Solange Knowles and her father, Matthew Knowles (yes, Beyoncé’s sister and father) have teamed with Planet Toys to create an interactive hip-hop and rhythm-based toy line. The line includes a Mix Master Music Chair that allows children to be their own D.J.’s, a Move ’n Groove dance mat, a Jammin’ Microphone and other items. There is also a singalong DVD series, featuring the voices of the Knowles sisters singing remixed versions of your favorite nursery rhymes.
‘The Beauty of Color: The Ultimate Beauty Guide for Skin of Color’ by Iman
In her early days as a model, Iman went through some rough patches with makeup artists who had trouble matching her skin tone. Those encounters inspired her to start her own makeup brand and write this beauty tome.
Ash Kumar’s Bollywood Henna Kit
You can emulate your favorite Bollywood star or come up with your own ideas with this henna kit for body and hair. It’s a perfect do-it-yourself gift for those wanting to satisfy a creative itch and is certain to add a glam touch at holiday parties.

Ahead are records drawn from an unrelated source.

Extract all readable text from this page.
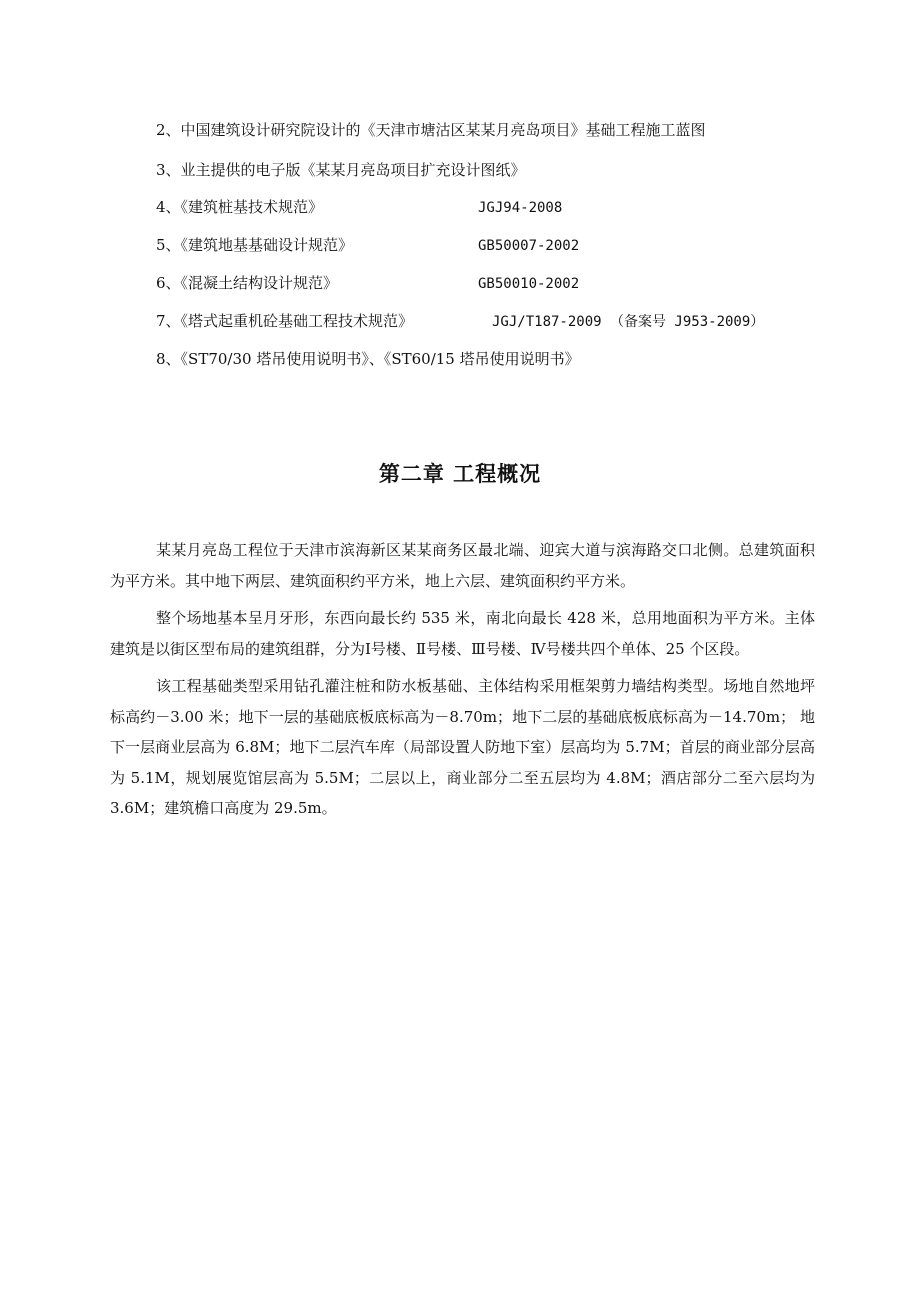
2、中国建筑设计研究院设计的《天津市塘沽区某某月亮岛项目》基础工程施工蓝图
3、业主提供的电子版《某某月亮岛项目扩充设计图纸》
4、《建筑桩基技术规范》	JGJ94-2008
5、《建筑地基基础设计规范》	GB50007-2002
6、《混凝土结构设计规范》	GB50010-2002
7、《塔式起重机砼基础工程技术规范》	JGJ/T187-2009 （备案号 J953-2009）
8、《ST70/30 塔吊使用说明书》、《ST60/15 塔吊使用说明书》
第二章 工程概况

某某月亮岛工程位于天津市滨海新区某某商务区最北端、迎宾大道与滨海路交口北侧。总建筑面积为平方米。其中地下两层、建筑面积约平方米，地上六层、建筑面积约平方米。

整个场地基本呈月牙形，东西向最长约 535 米，南北向最长 428 米，总用地面积为平方米。主体建筑是以街区型布局的建筑组群，分为Ⅰ号楼、Ⅱ号楼、Ⅲ号楼、Ⅳ号楼共四个单体、25 个区段。

该工程基础类型采用钻孔灌注桩和防水板基础、主体结构采用框架剪力墙结构类型。场地自然地坪标高约－3.00 米；地下一层的基础底板底标高为－8.70m；地下二层的基础底板底标高为－14.70m； 地下一层商业层高为 6.8M；地下二层汽车库（局部设置人防地下室）层高均为 5.7M；首层的商业部分层高为 5.1M，规划展览馆层高为 5.5M；二层以上，商业部分二至五层均为 4.8M；酒店部分二至六层均为 3.6M；建筑檐口高度为 29.5m。
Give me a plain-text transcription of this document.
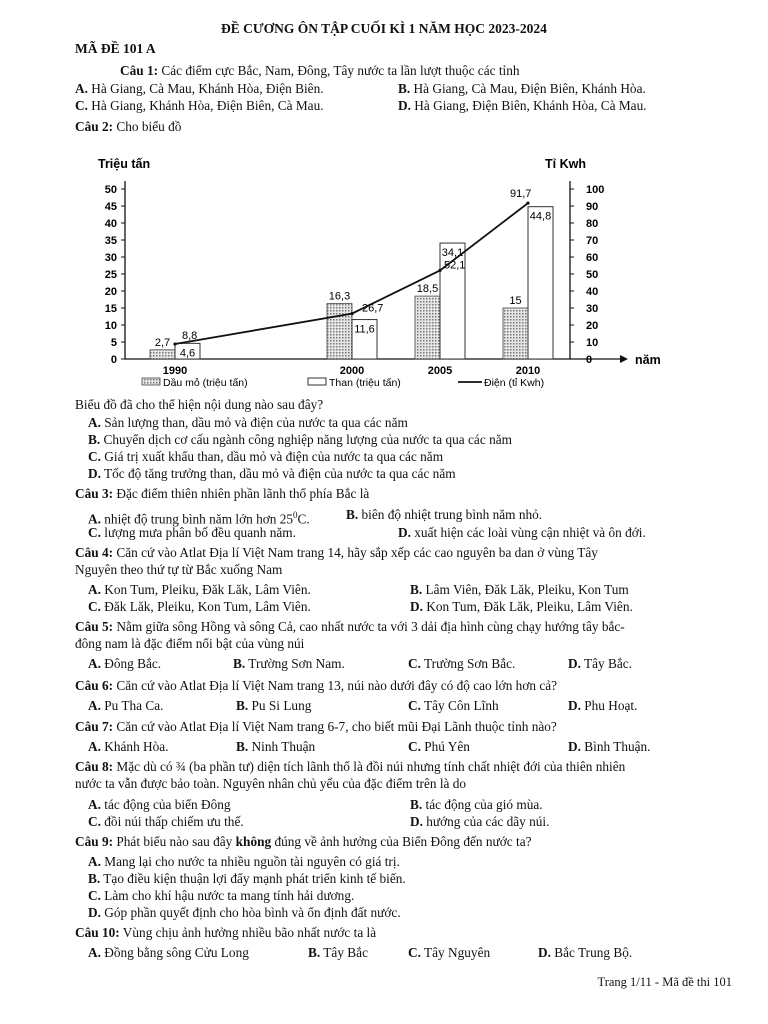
ĐỀ CƯƠNG ÔN TẬP CUỐI KÌ 1 NĂM HỌC 2023-2024
MÃ ĐỀ 101 A
Câu 1: Các điểm cực Bắc, Nam, Đông, Tây nước ta lần lượt thuộc các tỉnh
A. Hà Giang, Cà Mau, Khánh Hòa, Điện Biên.	B. Hà Giang, Cà Mau, Điện Biên, Khánh Hòa.
C. Hà Giang, Khánh Hòa, Điện Biên, Cà Mau.	D. Hà Giang, Điện Biên, Khánh Hòa, Cà Mau.
Câu 2: Cho biểu đồ
Triệu tấn	Tỉ Kwh
năm
0
5
10
15
20
25
30
35
40
45
50
0
10
20
30
40
50
60
70
80
90
100
1990	2000	2005	2010
2,7
16,3
18,5
15
4,6
11,6
34,1
44,8
8,8
26,7
52,1
91,7
Dầu mỏ (triệu tấn)	Than (triệu tấn)	Điện (tỉ Kwh)
Biểu đồ đã cho thể hiện nội dung nào sau đây?
A. Sản lượng than, dầu mỏ và điện của nước ta qua các năm
B. Chuyển dịch cơ cấu ngành công nghiệp năng lượng của nước ta qua các năm
C. Giá trị xuất khẩu than, dầu mỏ và điện của nước ta qua các năm
D. Tốc độ tăng trưởng than, dầu mỏ và điện của nước ta qua các năm
Câu 3: Đặc điểm thiên nhiên phần lãnh thổ phía Bắc là
A. nhiệt độ trung bình năm lớn hơn $25^0C$.	B. biên độ nhiệt trung bình năm nhỏ.
C. lượng mưa phân bố đều quanh năm.	D. xuất hiện các loài vùng cận nhiệt và ôn đới.
Câu 4: Căn cứ vào Atlat Địa lí Việt Nam trang 14, hãy sắp xếp các cao nguyên ba dan ở vùng Tây
Nguyên theo thứ tự từ Bắc xuống Nam
A. Kon Tum, Pleiku, Đăk Lăk, Lâm Viên.	B. Lâm Viên, Đăk Lăk, Pleiku, Kon Tum
C. Đăk Lăk, Pleiku, Kon Tum, Lâm Viên.	D. Kon Tum, Đăk Lăk, Pleiku, Lâm Viên.
Câu 5: Nằm giữa sông Hồng và sông Cả, cao nhất nước ta với 3 dải địa hình cùng chạy hướng tây bắc-
đông nam là đặc điểm nổi bật của vùng núi
A. Đông Bắc.	B. Trường Sơn Nam.	C. Trường Sơn Bắc.	D. Tây Bắc.
Câu 6: Căn cứ vào Atlat Địa lí Việt Nam trang 13, núi nào dưới đây có độ cao lớn hơn cả?
A. Pu Tha Ca.	B. Pu Si Lung	C. Tây Côn Lĩnh	D. Phu Hoạt.
Câu 7: Căn cứ vào Atlat Địa lí Việt Nam trang 6-7, cho biết mũi Đại Lãnh thuộc tỉnh nào?
A. Khánh Hòa.	B. Ninh Thuận	C. Phú Yên	D. Bình Thuận.
Câu 8: Mặc dù có ¾ (ba phần tư) diện tích lãnh thổ là đồi núi nhưng tính chất nhiệt đới của thiên nhiên
nước ta vẫn được bảo toàn. Nguyên nhân chủ yếu của đặc điểm trên là do
A. tác động của biển Đông	B. tác động của gió mùa.
C. đồi núi thấp chiếm ưu thế.	D. hướng của các dãy núi.
Câu 9: Phát biểu nào sau đây không đúng về ảnh hưởng của Biển Đông đến nước ta?
A. Mang lại cho nước ta nhiều nguồn tài nguyên có giá trị.
B. Tạo điều kiện thuận lợi đẩy mạnh phát triển kinh tế biển.
C. Làm cho khí hậu nước ta mang tính hải dương.
D. Góp phần quyết định cho hòa bình và ổn định đất nước.
Câu 10: Vùng chịu ảnh hưởng nhiều bão nhất nước ta là
A. Đồng bằng sông Cửu Long	B. Tây Bắc	C. Tây Nguyên	D. Bắc Trung Bộ.
Trang 1/11 - Mã đề thi 101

‘The Mocha Manual to Military Life: A Savvy Guide for Wives, Girlfriends and Female Service Members’ by Kimberly Seals-Allers and Pamela M. McBride
Do you know an Army wife, or someone who is dating a person in the military? Do they need advice on how to manage a long-distance relationship? This handbook may help. The authors cover a range of topics, from how to cope during deployment to mastering military protocol.
The last of these is drawing the most attention because of the illustration. It initially puzzled me, in that there are few obvious (to me, anyway) reasons that “mocha” wives and girlfriends would have different needs in this regard than those of other colors. But it turns out that there is a whole series of “The Mocha Manual to” books.
Mary Katharine Ham argues that “some of the gifts are nice, but they’d be nice for any number of New York Times readers, not just for their minority readers. For instance, a Barack Obama children’s book could likely be enjoyed by white liberals as much as by black people. I know I may blow the New York Times‘ mind, here, but there are also black conservatives who might not appreciate it. Imagine that! White folks could, and even would, buy nail polish created by people of color. The designs of Somali twins Ayaan and Idyl Mohallim look lovely for people of all hues.”
That’s fair enough, although the products are clearly designed and marketed to people of color. Sure, Iman’s expertise in beauty products would be useful to white girls; but it’s nonetheless true that different products and techniques are more likely to enhance dark skin than light skin and vice-versa. For the most part, the products listed in the guide largely strike me as ones that might be difficult to find, would not be of much interest to white folks, and might help sell some newspapers.